Os deputados para a Assembleia da República são eleitos a cada quatro anos, por listas apresentadas por partidos, ou coligações de partidos, em cada círculo eleitoral. A conversão dos votos em mandatos faz-se de acordo com o sistema de representação proporcional e o método da média mais alta de Hondt. Diz a lei que os deputados representam todo o país e não apenas os cidadãos do círculo eleitoral pelo qual foram eleitos. Estas evidências estão plasmadas na Constituição Portuguesa e dão-nos uma pequena ideia da organização legislativa do nosso Parlamento.
É salutar que os deputados representem o país e não os círculos eleitorais pelos quais foram eleitos. Contudo, seria mais salutar que, de quando em vez, estes mesmos deputados se dignassem a olhar para os problemas que afligem os seus eleitores e que deles dêem eco na Assembleia da República. Todavia, o que se passa hoje é que a maioria dos deputados, perdidos nos corredores políticos de Lisboa e do seu Parlamento, nem representam o país nem sequer aqueles que os elegeram. Aliás, nos dias que correm parecem respeitar mais a ideologia e a retórica do partido do que o programa político que apresentaram a sufrágio. Quantas vezes não é aplicada a disciplina de voto aos deputados, que estes, receosos da sua posição no partido (ou da sua reeleição), seguem bovinamente? Nem que isso vá contra aquilo que defenderam em campanha eleitoral. Veja-se o caso recente das SCUT (desde sempre mal pensadas e com os resultados que se conhecem).
Vernon Bogdanor dizia, em 1985, que os deputados podiam ser eleitos “para representarem uma ideologia”. Contudo, este investigador realçava que era de esperar que estes mesmos deputados funcionassem como “intermediários ou defensores dos cidadãos individuais, representando-os perante o Estado quando esses cidadãos têm problemas com o funcionamento ou as políticas de qualquer sector da administração pública”. E será que hoje isso acontece?
Mas olhemos por instantes para aquilo que os deputados eleitos pelo distrito de Castelo Branco têm feito desde que foram eleitos para esta legislatura. Quem se recorda da campanha concerteza lembrará as inúmeras promessas feitas ao eleitorado da região e das juras de amor ao distrito.
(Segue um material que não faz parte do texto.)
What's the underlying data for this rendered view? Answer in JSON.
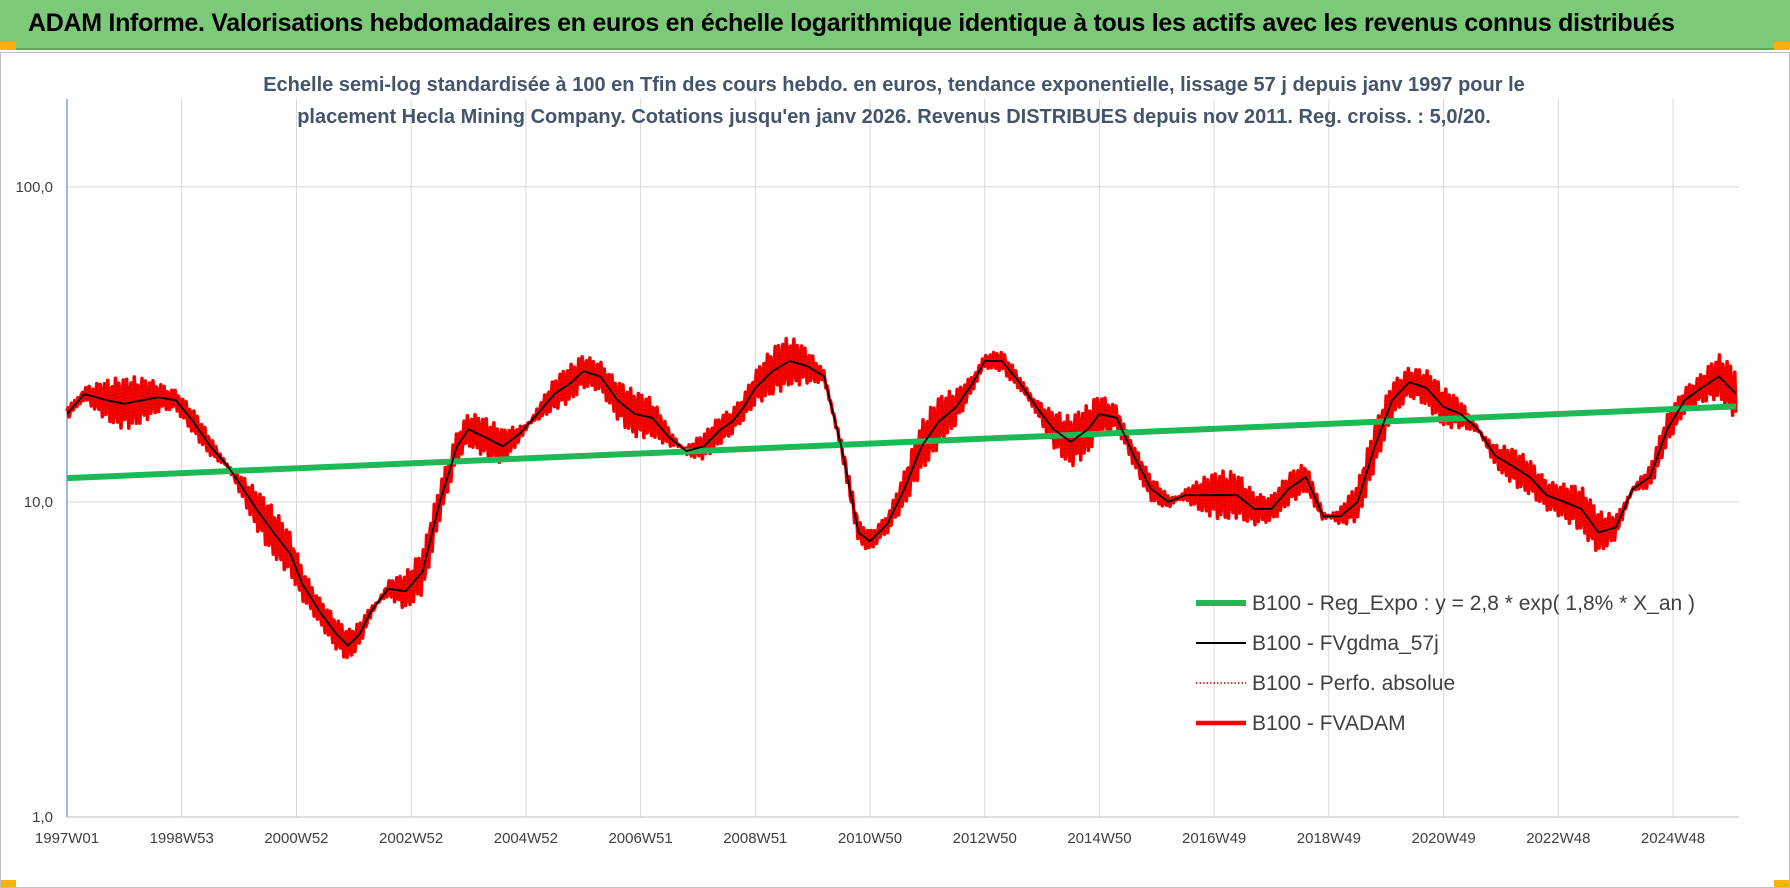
{
  "header": {
    "title": "ADAM Informe. Valorisations hebdomadaires en euros en échelle logarithmique identique à tous les actifs avec les revenus connus distribués"
  },
  "colors": {
    "header_bg": "#7dc97a",
    "regression": "#1db954",
    "smoothed": "#000000",
    "perf_absolue": "#c00000",
    "fvadam": "#ff0000"
  },
  "chart_data": {
    "type": "line",
    "title_lines": [
      "Echelle semi-log standardisée à 100 en Tfin des cours hebdo. en euros, tendance exponentielle, lissage 57 j depuis janv 1997 pour le",
      "placement Hecla Mining Company. Cotations jusqu'en janv 2026. Revenus DISTRIBUES depuis nov 2011. Reg. croiss. : 5,0/20."
    ],
    "y_scale": "log",
    "ylim": [
      1,
      190
    ],
    "y_ticks": [
      {
        "value": 1,
        "label": "1,0"
      },
      {
        "value": 10,
        "label": "10,0"
      },
      {
        "value": 100,
        "label": "100,0"
      }
    ],
    "xlim": [
      1997.0,
      2026.15
    ],
    "x_ticks": [
      {
        "value": 1997.0,
        "label": "1997W01"
      },
      {
        "value": 1999.0,
        "label": "1998W53"
      },
      {
        "value": 2001.0,
        "label": "2000W52"
      },
      {
        "value": 2003.0,
        "label": "2002W52"
      },
      {
        "value": 2005.0,
        "label": "2004W52"
      },
      {
        "value": 2007.0,
        "label": "2006W51"
      },
      {
        "value": 2009.0,
        "label": "2008W51"
      },
      {
        "value": 2011.0,
        "label": "2010W50"
      },
      {
        "value": 2013.0,
        "label": "2012W50"
      },
      {
        "value": 2015.0,
        "label": "2014W50"
      },
      {
        "value": 2017.0,
        "label": "2016W49"
      },
      {
        "value": 2019.0,
        "label": "2018W49"
      },
      {
        "value": 2021.0,
        "label": "2020W49"
      },
      {
        "value": 2023.0,
        "label": "2022W48"
      },
      {
        "value": 2025.0,
        "label": "2024W48"
      }
    ],
    "grid": true,
    "legend_position": "right-lower",
    "series": [
      {
        "name": "B100 - Reg_Expo : y = 2,8 * exp( 1,8% *  X_an )",
        "style": "regression",
        "x": [
          1997.0,
          2026.1
        ],
        "y": [
          11.9,
          20.1
        ]
      },
      {
        "name": "B100 - FVgdma_57j",
        "style": "smoothed",
        "x": [
          1997.0,
          1997.3,
          1997.7,
          1998.0,
          1998.3,
          1998.6,
          1998.9,
          1999.2,
          1999.5,
          1999.8,
          2000.0,
          2000.3,
          2000.6,
          2000.9,
          2001.1,
          2001.4,
          2001.7,
          2001.9,
          2002.1,
          2002.3,
          2002.6,
          2002.9,
          2003.2,
          2003.5,
          2003.8,
          2004.0,
          2004.3,
          2004.6,
          2004.9,
          2005.2,
          2005.5,
          2005.8,
          2006.0,
          2006.3,
          2006.6,
          2006.9,
          2007.2,
          2007.5,
          2007.8,
          2008.1,
          2008.4,
          2008.6,
          2008.8,
          2009.0,
          2009.3,
          2009.6,
          2009.9,
          2010.2,
          2010.5,
          2010.8,
          2011.0,
          2011.3,
          2011.6,
          2011.9,
          2012.2,
          2012.5,
          2012.8,
          2013.0,
          2013.3,
          2013.6,
          2013.9,
          2014.2,
          2014.5,
          2014.8,
          2015.0,
          2015.3,
          2015.6,
          2015.9,
          2016.2,
          2016.5,
          2016.8,
          2017.1,
          2017.4,
          2017.7,
          2018.0,
          2018.3,
          2018.6,
          2018.9,
          2019.2,
          2019.5,
          2019.8,
          2020.1,
          2020.4,
          2020.7,
          2021.0,
          2021.3,
          2021.6,
          2021.9,
          2022.2,
          2022.5,
          2022.8,
          2023.1,
          2023.4,
          2023.7,
          2024.0,
          2024.3,
          2024.6,
          2024.9,
          2025.2,
          2025.5,
          2025.8,
          2026.1
        ],
        "y": [
          19,
          22,
          21,
          20.5,
          21,
          21.5,
          21,
          18,
          15,
          13,
          11.5,
          9.5,
          8,
          6.8,
          5.5,
          4.5,
          3.8,
          3.5,
          3.8,
          4.5,
          5.3,
          5.2,
          6,
          10,
          15,
          17,
          16,
          15,
          16.5,
          19,
          22,
          24,
          26,
          25,
          21,
          19,
          18.5,
          16,
          14.5,
          15,
          17,
          18,
          20,
          23,
          26,
          28,
          27,
          25,
          15,
          8,
          7.5,
          8.5,
          11,
          15,
          18,
          20,
          24,
          28,
          28,
          24,
          20,
          17,
          15.5,
          17,
          19,
          18.5,
          14,
          11,
          10,
          10.5,
          10.5,
          10.5,
          10.5,
          9.5,
          9.5,
          11,
          12,
          9,
          9,
          10,
          15,
          21,
          24,
          23,
          20,
          19,
          17,
          14,
          13,
          12,
          10.5,
          10,
          9.5,
          8,
          8.3,
          11,
          12,
          17,
          21,
          23,
          25,
          22
        ],
        "x_note": ""
      },
      {
        "name": "B100 - Perfo. absolue",
        "style": "dotted"
      },
      {
        "name": "B100 - FVADAM",
        "style": "main"
      }
    ]
  }
}
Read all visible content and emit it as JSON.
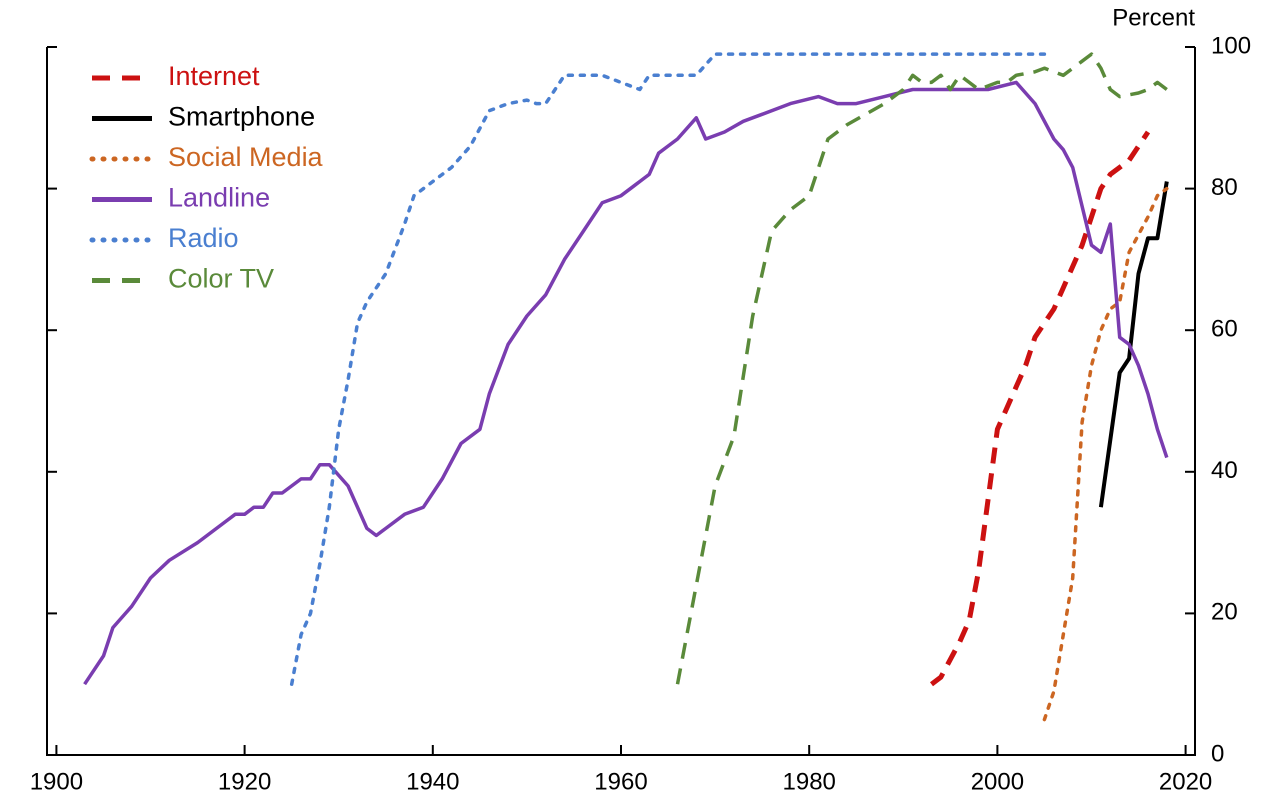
{
  "chart_data": {
    "type": "line",
    "ylabel": "Percent",
    "xlim": [
      1899,
      2021
    ],
    "xticks": [
      1900,
      1920,
      1940,
      1960,
      1980,
      2000,
      2020
    ],
    "ylim": [
      0,
      100
    ],
    "yticks": [
      0,
      20,
      40,
      60,
      80,
      100
    ],
    "legend": "upper left",
    "series": [
      {
        "name": "Internet",
        "color": "#cc1111",
        "linestyle": "dashed",
        "x": [
          1993,
          1994,
          1996,
          1997,
          1998,
          1999,
          2000,
          2001,
          2002,
          2003,
          2004,
          2005,
          2006,
          2007,
          2008,
          2009,
          2010,
          2011,
          2012,
          2014,
          2016
        ],
        "values": [
          10,
          11,
          16,
          19,
          26,
          36,
          46,
          49,
          52,
          55,
          59,
          61,
          63,
          66,
          69,
          72,
          76,
          80,
          82,
          84,
          88
        ]
      },
      {
        "name": "Smartphone",
        "color": "#000000",
        "linestyle": "solid",
        "x": [
          2011,
          2013,
          2014,
          2015,
          2016,
          2017,
          2018
        ],
        "values": [
          35,
          54,
          56,
          68,
          73,
          73,
          81
        ]
      },
      {
        "name": "Social Media",
        "color": "#cc6622",
        "linestyle": "dotted",
        "x": [
          2005,
          2006,
          2007,
          2008,
          2009,
          2010,
          2011,
          2012,
          2013,
          2014,
          2016,
          2017,
          2018
        ],
        "values": [
          5,
          9,
          17,
          25,
          47,
          55,
          60,
          63,
          64,
          71,
          76,
          79,
          80
        ]
      },
      {
        "name": "Landline",
        "color": "#7a3db0",
        "linestyle": "solid",
        "x": [
          1903,
          1905,
          1906,
          1908,
          1910,
          1912,
          1915,
          1918,
          1919,
          1920,
          1921,
          1922,
          1923,
          1924,
          1926,
          1927,
          1928,
          1929,
          1931,
          1933,
          1934,
          1935,
          1937,
          1939,
          1941,
          1943,
          1945,
          1946,
          1948,
          1950,
          1952,
          1954,
          1956,
          1958,
          1960,
          1962,
          1963,
          1964,
          1965,
          1966,
          1968,
          1969,
          1971,
          1973,
          1975,
          1978,
          1981,
          1983,
          1985,
          1988,
          1991,
          1995,
          1999,
          2002,
          2004,
          2006,
          2007,
          2008,
          2010,
          2011,
          2012,
          2013,
          2014,
          2015,
          2016,
          2017,
          2018
        ],
        "values": [
          10,
          14,
          18,
          21,
          25,
          27.5,
          30,
          33,
          34,
          34,
          35,
          35,
          37,
          37,
          39,
          39,
          41,
          41,
          38,
          32,
          31,
          32,
          34,
          35,
          39,
          44,
          46,
          51,
          58,
          62,
          65,
          70,
          74,
          78,
          79,
          81,
          82,
          85,
          86,
          87,
          90,
          87,
          88,
          89.5,
          90.5,
          92,
          93,
          92,
          92,
          93,
          94,
          94,
          94,
          95,
          92,
          87,
          85.5,
          83,
          72,
          71,
          75,
          59,
          58,
          55,
          51,
          46,
          42
        ]
      },
      {
        "name": "Radio",
        "color": "#4a7fd0",
        "linestyle": "dotted",
        "x": [
          1925,
          1926,
          1927,
          1928,
          1929,
          1930,
          1931,
          1932,
          1933,
          1935,
          1937,
          1938,
          1940,
          1942,
          1944,
          1946,
          1948,
          1950,
          1951,
          1952,
          1954,
          1958,
          1960,
          1962,
          1963,
          1968,
          1970,
          2005
        ],
        "values": [
          10,
          17,
          20,
          27,
          35,
          46,
          53,
          61,
          64,
          68,
          75,
          79,
          81,
          83,
          86,
          91,
          92,
          92.5,
          92,
          92,
          96,
          96,
          95,
          94,
          96,
          96,
          99,
          99
        ]
      },
      {
        "name": "Color TV",
        "color": "#5a8a3a",
        "linestyle": "dashed",
        "x": [
          1966,
          1968,
          1970,
          1972,
          1974,
          1976,
          1978,
          1980,
          1982,
          1984,
          1988,
          1990,
          1991,
          1992,
          1993,
          1994,
          1995,
          1996,
          1997,
          1998,
          2000,
          2001,
          2002,
          2004,
          2005,
          2007,
          2009,
          2010,
          2011,
          2012,
          2013,
          2015,
          2016,
          2017,
          2018
        ],
        "values": [
          10,
          24,
          38,
          45,
          62,
          74,
          77,
          79,
          87,
          89,
          92,
          94,
          96,
          95,
          95,
          96,
          94,
          96,
          95,
          94,
          95,
          95,
          96,
          96.5,
          97,
          96,
          98,
          99,
          97,
          94,
          93,
          93.5,
          94,
          95,
          94
        ]
      }
    ]
  }
}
Analisando a actividade já desenvolvida, verificamos que todos os deputados apresentam um registo de trabalho bastante intenso (sejam do PS ou PSD), com assento em várias comissões e tendo cada um deles apresentado ao Parlamento diversas iniciativas, requerimentos ou perguntas. No que concerne ao distrito de Castelo Branco, as preocupações dos diferentes deputados têm-se centrado na introdução de portagens na A23, no problema da poluição que atinge Vila Velha Ródão, na Linha da Beira Baixa e na crise da Indústria Têxtil. Pouco, para quem tanto prometeu em campanha.
Não deixa, todavia, de ser curioso que um problema que tem afectado um dos concelhos do distrito (Sertã) não tivesse merecido uma iniciativa/questão parlamentar. Se o foi, corrijam-nos. Falamos sobre os atrasos que ainda se registam no apoio aos particulares e empresas vítimas do tornado que, em Dezembro de 2010, provocou vários danos nos concelhos de Tomar, Ferreira do Zêzere e Sertã. Mas houve um deputado que se lembrou do problema. Trata-se de José Luís Ferreira, do Grupo Parlamentar “Os Verdes” (eleito pelo círculo de Lisboa), que entregou na Assembleia da República uma pergunta em que questionava o Governo sobre esta matéria. Este é um partido que nunca elegeu um deputado pelo círculo de Castelo Branco. Recorde-se que no passado, iniciativas semelhantes em que a Sertã esteve envolvida já haviam sido espoletadas por deputados do CDS e Bloco de Esquerda, os dois também sem qualquer representatividade pelo círculo onde está incluído o nosso concelho.
Posto isto, e visto que o actual governo social-democrata está apostado em levar por diante uma reforma das leis eleitorais (esperemos que não lhe falte a coragem que lhe tem fugido para enfrentar os grandes grupos económicos), talvez fosse bom pensar se continua a fazer sentido que os deputados sejam eleitos apenas por círculos distritais? Não estará na hora de debater esta questão e encontrar alternativas, que abram espaço por exemplo à participação mais activa dos cidadãos. A sensação que temos hoje é que o exercício da democracia parece exclusiva dos partidos políticos.
E se olharmos para o que nos dizem os últimos dados do Observatório da Democracia talvez seja chegado o momento das reformas. O Observatório diz que apenas 10 por cento dos portugueses se revêem nos deputados que temos. A culpa é de quem? Da Troika? Dos interesses partidários que fecham os olhos ao problema, receando perder deputados no Parlamento? Ou de uma sociedade que deixou na mão de poucos as decisões que deviam ser de todos?